The core of the article is actually the residual network of all levels between the path of all the expansion (unravel), so that the residual network is actually a lot of variable (Variable) path, that is, by the length of the path of the network group composition. With this revelation, it is easy to see that even if some of the nodes of the residual network are removed, this only affects a very large number of paths, but it has no particular effect on the overall path group. From this point, the residual network and the traditional Feed-forward network are very different. The author has done several experiments to show the effect of this variable path on the residual network. First, the residual Module in the residuals network is deleted and the same behavior is compared in the Vgg network. The effect is that the performance of the residual network has not been fundamentally changed, while the performance of Vgg is greatly compromised. Further, the author deletes the multiple modules in the residual network, observes that the error rises further, and discovers the correlation between the number and the performance of the module, and concludes that the residual network has the integrated learning effect.
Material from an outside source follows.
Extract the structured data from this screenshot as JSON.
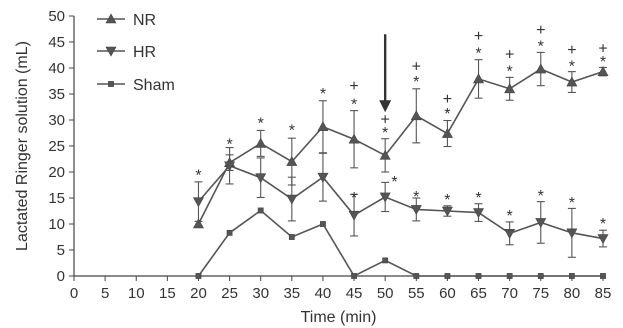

Another experiment, is the author arbitrarily change the order of the module, the result is amazing, the residual network incredibly for the part of the module exchange has a robust (robust) effect. At the end of the paper, the hypothesis of gradient is verified by some small simulation experiments, and the actual paths in the residual network are relatively short. The article should be open up a lot of future research topics, such as residual network if it does not really solve the deep network depth of the problem, but the diversity of the path brings the residual network performance improvement, so deep network need not very deep structure. Can you train many small networks with different structures, or dynamically generate these small networks, and then rely on integrated learning to achieve the effect of the residual network. These are topics that can be explored in the future.